Cuando pensamos en contaminación ambiental, y en el denominado ‘cambio climático’, probablemente las primeras imágenes que se nos vengan a la cabeza sean industrias, aviones, buses y montones de plásticos. Es probable, también, que tendamos a culpar a las grandes corporaciones y a una gestión política nefasta desde el punto de vista medioambiental.
Y si bien todo lo anterior refleja problemáticas que deben ser resueltas, lo concreto es que también estamos al debe en hacernos cargo de nuestro propio impacto. En lo que respecta a sustentabilidad, como sociedad nos hemos vuelto expertos en apuntar con el dedo y muy malos en asumir lo que estamos haciendo mal en nuestra rutina y vida diaria.
A nivel individual, la decisión de mayor impacto en el medio ambiente tiene que ver con lo que ponemos en nuestro plato. Y si en ese plato hay carne, automáticamente se triplica el daño que hacemos al planeta. El consumo de productos cárnicos es la punta de lanza del cambio climático, y también de la crisis ambiental a nivel de contaminación de agua y deforestación.
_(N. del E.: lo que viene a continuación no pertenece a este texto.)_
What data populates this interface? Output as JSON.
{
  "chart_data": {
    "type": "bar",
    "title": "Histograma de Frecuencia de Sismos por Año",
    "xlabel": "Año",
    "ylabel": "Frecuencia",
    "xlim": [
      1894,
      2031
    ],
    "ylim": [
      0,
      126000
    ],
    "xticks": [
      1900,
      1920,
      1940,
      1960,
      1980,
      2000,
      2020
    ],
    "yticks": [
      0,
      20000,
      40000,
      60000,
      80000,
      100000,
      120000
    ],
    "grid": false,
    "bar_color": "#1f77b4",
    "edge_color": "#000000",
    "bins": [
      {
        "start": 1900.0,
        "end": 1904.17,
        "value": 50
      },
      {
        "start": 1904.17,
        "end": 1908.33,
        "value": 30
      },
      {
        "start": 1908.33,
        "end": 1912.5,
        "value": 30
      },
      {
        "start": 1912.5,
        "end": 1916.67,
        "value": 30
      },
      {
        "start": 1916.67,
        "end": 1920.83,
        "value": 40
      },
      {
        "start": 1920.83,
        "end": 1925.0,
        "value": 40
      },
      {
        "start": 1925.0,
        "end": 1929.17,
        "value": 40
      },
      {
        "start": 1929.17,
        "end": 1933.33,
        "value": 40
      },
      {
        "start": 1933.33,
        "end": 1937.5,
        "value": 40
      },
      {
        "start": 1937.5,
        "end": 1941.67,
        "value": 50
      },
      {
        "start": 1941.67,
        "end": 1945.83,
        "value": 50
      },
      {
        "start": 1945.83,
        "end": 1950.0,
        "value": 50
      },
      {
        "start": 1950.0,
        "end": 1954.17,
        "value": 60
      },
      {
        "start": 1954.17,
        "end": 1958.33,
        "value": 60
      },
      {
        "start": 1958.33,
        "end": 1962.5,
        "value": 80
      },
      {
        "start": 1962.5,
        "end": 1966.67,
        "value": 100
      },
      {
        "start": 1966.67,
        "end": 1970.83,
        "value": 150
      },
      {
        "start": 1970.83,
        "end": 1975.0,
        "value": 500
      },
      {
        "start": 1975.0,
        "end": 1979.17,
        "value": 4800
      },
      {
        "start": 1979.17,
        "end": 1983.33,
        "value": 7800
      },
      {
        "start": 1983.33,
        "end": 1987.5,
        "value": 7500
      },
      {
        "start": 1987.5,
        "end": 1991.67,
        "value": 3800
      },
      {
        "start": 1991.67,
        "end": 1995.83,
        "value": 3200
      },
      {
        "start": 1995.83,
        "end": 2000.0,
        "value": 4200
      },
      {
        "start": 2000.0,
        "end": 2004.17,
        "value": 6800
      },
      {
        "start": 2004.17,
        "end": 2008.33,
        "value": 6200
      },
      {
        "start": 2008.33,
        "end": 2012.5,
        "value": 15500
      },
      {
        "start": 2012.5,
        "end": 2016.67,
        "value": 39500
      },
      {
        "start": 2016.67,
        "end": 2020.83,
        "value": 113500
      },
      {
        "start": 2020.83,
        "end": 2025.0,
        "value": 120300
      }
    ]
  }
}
La producción cárnica es espantosa. Y no, no me refiero solo a la idea de esclavizar y torturar a un animal, sino a las sorprendes cifras que conlleva y al enorme daño que le genera al planeta.
Por cada kilo de carne de vacuno, se necesitan más de 15.000 litros de agua, por ejemplo (mientras que en promedio un alimento vegetal requiere unos 350 litros); aproximadamente 9 kg de cereales -alimento que podría destinarse en forma directa a alimentar a personas que pasan hambre-; y una zona extensa de tierra que debe ser deforestada para producir ese alimento que será dado a la vaca.
Por si lo anterior no fuera poco, la ganadería es la industria más contaminante del planeta. Es responsable de cerca de un 15% de la emisión de gases de efecto invernadero (GEI) a la atmósfera, una cantidad superior a la que, por ejemplo, generan todos los medios de transporte juntos (aviones, buses, trenes, ¡todos!).
Más del 70% de toda la producción agrícola del mundo no se transforma en alimento para las personas, sino para animales de la industria ganadera. Es decir: producimos kilos y kilos de comida vegetal para luego darla como alimento a animales, para matarlos y producir menos kilos de comida final, en vez de directamente consumir el alimento vegetal. No tiene mucho sentido, y en la práctica significa que un montón de gente pasa hambre para que otros puedan comer carne.
Hay otras consecuencias. Esa extensiva producción agrícola, generalmente de monocultivos como la soya, implica deforestación: se pierden ecosistemas completos, biodiversidad, y pulmones del planeta. Un triste ejemplo es el de la Amazonía. Y eso también tiene un impacto social, al quitar territorios a poblaciones indígenas y desplazar comunidades. Tema aparte es el nivel de desechos y contaminación de aguas que genera la industria ganadera.
En el documental de Netflix “Una vida en nuestro planeta”, del reconocido naturalista David Attenborough, él lo expresa bastante bien: cada vez que alguien escoge comer carne, está exigiendo una enorme cantidad de recursos al planeta. En mis palabras: elegir comer animales es un acto egoísta. Tanto éticamente -tema que podría abordar extensamente en otra columna-, como social y medioambientalmente.
Comer carne es la punta de lanza del cambio climático, lo reitero. No es casualidad que reconocidos activistas sean veganos o lleven una dieta vegetariana: desde la icónica Greta Thunberg, hasta el actor Leonardo Dicaprio, pasando por un montón de personas que no solo hablan por el planeta, sino que también actúan. Y una de las acciones más potentes por las que podemos partir es eliminando la carne de nuestro plato.